All of the accredited land trusts have made significant investments in their organizations, even as they faced tough choices about how to allocate resources. “Through the accreditation process land trusts have taken the time to conduct important planning and to make their operations more efficient and strategic,” said Van Ryn. “Accredited organizations have dramatically increased the funding dedicated to stewarding and defending conservation land in perpetuity, engaged and trained board members and new citizen conservation leaders, and improved systems for managing land and ensuring that the terms of conservation easements are being upheld.”

“Joshua’s Trust (Joshua’s Tract Conservation and Historic Trust) started to work toward national accreditation as soon as the program was announced,” said Madge Manfred, chair of the organization’s Accreditation Committee. “It took five years of teamwork to transform an energetic, all-volunteer land trust into a professional level organization. Decades of informal operations had to be translated into written policies, internal assumptions about long-term costs had to be confronted, and hard questions had to be asked about our ability to fulfill our promises. We had to stop patting ourselves on the back for being a pretty good outfit and face the scrutiny of an external review. We now have a clearer sense of what we do well and what we need to do to be better. It hasn’t been easy, but the benefits have been significant.”
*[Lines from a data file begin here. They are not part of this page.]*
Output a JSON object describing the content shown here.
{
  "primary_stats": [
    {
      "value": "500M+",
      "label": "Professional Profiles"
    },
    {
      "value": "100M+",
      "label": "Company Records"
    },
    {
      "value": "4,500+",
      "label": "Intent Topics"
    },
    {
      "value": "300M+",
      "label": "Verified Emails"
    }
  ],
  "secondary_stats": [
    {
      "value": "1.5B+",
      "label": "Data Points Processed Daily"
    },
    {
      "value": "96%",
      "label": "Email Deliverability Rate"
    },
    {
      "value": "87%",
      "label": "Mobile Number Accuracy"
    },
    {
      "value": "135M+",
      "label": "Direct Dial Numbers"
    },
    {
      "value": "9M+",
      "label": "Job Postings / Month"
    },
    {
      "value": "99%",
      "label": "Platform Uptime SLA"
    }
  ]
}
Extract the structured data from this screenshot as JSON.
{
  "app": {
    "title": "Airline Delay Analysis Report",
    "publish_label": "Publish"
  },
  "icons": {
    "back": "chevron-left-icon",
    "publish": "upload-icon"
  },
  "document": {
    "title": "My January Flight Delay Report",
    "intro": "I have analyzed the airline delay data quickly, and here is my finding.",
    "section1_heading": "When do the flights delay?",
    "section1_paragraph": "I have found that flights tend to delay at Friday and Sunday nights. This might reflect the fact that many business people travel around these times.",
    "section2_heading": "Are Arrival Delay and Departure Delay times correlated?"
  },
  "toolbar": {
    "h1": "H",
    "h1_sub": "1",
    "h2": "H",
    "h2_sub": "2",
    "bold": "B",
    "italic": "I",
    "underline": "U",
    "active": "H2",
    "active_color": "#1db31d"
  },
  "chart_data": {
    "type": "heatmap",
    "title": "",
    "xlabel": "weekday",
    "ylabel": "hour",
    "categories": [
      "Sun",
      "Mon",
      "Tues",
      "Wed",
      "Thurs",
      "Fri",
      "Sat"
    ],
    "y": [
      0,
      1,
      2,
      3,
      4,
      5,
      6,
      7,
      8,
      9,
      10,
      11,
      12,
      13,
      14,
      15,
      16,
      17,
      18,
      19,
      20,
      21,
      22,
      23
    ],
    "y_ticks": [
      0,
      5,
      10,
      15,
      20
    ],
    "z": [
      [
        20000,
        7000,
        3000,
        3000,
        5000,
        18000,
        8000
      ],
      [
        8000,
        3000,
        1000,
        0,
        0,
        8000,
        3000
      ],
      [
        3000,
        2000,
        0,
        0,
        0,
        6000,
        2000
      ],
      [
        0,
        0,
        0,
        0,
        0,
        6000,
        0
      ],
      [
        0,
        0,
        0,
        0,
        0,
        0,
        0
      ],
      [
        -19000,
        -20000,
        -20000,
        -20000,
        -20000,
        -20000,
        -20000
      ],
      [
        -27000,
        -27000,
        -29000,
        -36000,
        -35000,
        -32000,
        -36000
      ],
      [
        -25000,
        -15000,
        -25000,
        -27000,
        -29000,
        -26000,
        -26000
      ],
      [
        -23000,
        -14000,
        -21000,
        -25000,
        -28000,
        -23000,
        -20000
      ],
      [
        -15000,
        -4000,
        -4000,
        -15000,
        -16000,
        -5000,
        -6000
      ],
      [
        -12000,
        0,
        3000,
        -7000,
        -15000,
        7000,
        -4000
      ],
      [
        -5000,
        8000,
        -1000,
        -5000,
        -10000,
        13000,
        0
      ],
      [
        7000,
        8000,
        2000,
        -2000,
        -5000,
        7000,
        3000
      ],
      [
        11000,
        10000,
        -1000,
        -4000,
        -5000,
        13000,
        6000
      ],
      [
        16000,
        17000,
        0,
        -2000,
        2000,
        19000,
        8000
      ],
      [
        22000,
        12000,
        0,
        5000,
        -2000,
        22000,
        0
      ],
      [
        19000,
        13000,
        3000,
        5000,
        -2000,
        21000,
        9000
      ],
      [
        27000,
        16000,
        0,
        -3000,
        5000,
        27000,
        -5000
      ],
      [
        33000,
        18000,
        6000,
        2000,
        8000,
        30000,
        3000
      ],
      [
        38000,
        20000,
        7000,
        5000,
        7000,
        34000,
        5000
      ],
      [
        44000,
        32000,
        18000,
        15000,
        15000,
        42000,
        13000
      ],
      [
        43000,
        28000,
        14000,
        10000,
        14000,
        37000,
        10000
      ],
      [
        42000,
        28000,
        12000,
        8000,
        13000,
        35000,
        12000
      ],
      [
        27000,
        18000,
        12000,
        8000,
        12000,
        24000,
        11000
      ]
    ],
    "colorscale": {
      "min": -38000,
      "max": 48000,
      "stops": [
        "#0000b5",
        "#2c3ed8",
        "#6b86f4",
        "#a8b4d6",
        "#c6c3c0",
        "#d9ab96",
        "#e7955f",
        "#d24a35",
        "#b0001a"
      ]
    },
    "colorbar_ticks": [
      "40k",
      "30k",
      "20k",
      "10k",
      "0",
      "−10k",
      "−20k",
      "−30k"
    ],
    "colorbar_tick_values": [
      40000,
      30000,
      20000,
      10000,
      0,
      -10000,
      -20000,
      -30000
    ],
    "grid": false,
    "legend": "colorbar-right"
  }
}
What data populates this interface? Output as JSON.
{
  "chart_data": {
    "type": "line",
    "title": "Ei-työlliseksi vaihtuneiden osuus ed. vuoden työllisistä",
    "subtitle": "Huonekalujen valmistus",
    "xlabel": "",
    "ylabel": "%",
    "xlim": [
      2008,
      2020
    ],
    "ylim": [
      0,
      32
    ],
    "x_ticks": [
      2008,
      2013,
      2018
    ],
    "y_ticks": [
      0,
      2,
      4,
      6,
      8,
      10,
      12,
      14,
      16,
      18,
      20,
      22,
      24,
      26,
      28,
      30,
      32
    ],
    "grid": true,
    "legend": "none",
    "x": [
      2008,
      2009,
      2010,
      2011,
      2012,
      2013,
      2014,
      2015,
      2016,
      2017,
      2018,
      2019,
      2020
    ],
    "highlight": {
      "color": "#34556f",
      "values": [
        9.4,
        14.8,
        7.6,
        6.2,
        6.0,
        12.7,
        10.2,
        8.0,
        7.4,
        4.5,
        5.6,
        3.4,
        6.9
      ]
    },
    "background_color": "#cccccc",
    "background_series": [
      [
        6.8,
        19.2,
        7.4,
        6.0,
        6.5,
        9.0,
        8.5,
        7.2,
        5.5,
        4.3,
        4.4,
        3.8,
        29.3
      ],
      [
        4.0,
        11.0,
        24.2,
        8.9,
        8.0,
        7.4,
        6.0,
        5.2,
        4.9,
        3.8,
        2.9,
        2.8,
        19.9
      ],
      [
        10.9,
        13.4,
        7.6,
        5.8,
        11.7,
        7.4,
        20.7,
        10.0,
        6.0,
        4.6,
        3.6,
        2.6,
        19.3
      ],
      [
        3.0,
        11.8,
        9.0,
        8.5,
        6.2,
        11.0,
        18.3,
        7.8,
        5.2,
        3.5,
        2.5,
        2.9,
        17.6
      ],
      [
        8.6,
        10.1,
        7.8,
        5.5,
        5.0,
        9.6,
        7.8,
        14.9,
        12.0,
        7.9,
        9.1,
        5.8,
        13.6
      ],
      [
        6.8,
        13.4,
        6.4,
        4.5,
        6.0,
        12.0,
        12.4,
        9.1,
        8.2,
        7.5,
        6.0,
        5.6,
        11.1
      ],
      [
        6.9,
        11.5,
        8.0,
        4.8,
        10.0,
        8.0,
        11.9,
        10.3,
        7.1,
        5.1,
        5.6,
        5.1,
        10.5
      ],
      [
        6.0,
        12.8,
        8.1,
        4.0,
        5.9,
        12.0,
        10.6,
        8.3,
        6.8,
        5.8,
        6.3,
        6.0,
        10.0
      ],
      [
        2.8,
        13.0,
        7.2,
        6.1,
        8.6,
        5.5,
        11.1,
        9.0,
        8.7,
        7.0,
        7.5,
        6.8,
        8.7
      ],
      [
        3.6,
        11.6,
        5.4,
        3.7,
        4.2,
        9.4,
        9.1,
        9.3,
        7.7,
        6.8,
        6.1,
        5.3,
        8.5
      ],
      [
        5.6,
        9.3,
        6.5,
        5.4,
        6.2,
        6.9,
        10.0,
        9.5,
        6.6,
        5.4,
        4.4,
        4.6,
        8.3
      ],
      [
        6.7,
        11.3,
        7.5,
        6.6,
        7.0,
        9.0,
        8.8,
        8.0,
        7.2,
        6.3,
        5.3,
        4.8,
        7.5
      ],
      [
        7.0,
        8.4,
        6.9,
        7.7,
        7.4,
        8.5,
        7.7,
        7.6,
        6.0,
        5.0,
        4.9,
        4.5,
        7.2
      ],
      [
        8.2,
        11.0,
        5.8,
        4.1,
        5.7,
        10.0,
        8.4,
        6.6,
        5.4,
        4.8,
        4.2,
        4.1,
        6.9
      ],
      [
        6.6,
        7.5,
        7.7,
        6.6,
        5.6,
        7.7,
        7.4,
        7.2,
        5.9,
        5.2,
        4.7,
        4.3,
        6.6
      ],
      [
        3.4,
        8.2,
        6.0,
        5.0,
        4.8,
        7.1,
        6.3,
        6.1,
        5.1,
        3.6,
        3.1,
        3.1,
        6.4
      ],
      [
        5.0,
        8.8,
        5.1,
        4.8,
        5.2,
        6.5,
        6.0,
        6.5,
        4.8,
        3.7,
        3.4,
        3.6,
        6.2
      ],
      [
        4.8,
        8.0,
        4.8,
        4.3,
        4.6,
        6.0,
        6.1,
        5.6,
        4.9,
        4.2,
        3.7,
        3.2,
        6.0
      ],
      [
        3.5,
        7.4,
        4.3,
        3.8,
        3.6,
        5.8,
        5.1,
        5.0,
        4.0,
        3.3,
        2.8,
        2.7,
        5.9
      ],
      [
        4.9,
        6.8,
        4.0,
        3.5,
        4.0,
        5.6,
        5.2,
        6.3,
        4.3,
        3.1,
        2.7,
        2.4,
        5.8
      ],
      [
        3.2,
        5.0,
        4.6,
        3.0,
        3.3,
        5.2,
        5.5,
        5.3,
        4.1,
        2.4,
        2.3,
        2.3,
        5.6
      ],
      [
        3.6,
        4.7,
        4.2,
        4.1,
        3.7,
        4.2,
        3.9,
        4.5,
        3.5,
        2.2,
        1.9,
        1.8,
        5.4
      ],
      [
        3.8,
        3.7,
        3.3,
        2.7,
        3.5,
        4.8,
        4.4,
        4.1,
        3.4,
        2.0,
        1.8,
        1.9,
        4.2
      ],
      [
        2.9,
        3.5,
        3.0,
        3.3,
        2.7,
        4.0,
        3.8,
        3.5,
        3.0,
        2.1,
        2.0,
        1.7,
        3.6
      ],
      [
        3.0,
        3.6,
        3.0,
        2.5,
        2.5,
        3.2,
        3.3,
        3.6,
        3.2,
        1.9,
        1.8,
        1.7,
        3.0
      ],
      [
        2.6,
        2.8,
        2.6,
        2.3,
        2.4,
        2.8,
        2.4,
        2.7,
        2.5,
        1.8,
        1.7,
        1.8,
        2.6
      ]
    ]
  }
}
“The accreditation process provided a valuable learning opportunity for us, allowing us to refine our policies and procedures to conform to best practices in the land trust community nationwide,” says Texas Land Conservancy board member, P. Michael Jung. “Accreditation will reassure landowners and the public that our organization is a responsible and trustworthy permanent steward for Texas' natural treasures. We are proud of the work we have done and are doing, and appreciate this recognition of our efforts by the Land Trust Accreditation Commission.”

“We are pleased to expand the list of accredited land trusts with the addition of these 17 land trusts from across the country,” said Van Ryn. “The accreditation seal is a mark of distinction in land conservation, signifying that the accredited group meets national standards for excellence, upholds the public trust and ensures that conservation efforts are permanent.”

About The Land Trust Accreditation Commission

The Land Trust Accreditation Commission, an independent program of the Land Trust Alliance, awards the accreditation seal to community institutions that meet national quality standards for protecting important natural places and working lands forever. The Commission is governed by a volunteer board of diverse land conservation and nonprofit management experts from around the country. More information is available on the Commission’s website, www.landtrustaccreditation.org.

About The Land Trust Alliance
The Land Trust Alliance is a national conservation group that works to save the places people love by strengthening conservation throughout America. It works to increase the pace and quality of conservation by advocating favorable tax policies, training land trusts in best practices and working to ensure the permanence of conservation in the face of continuing threats. 2007 marked the 25th anniversary of the Alliance. The Alliance publishes Land Trust Standards and Practices and provides financial and administrative support to the Commission. It has established an endowment to help ensure the success of the accreditation program and keep it affordable for land trusts of all sizes to participate in accreditation. More information can be found at www.landtrustalliance.org.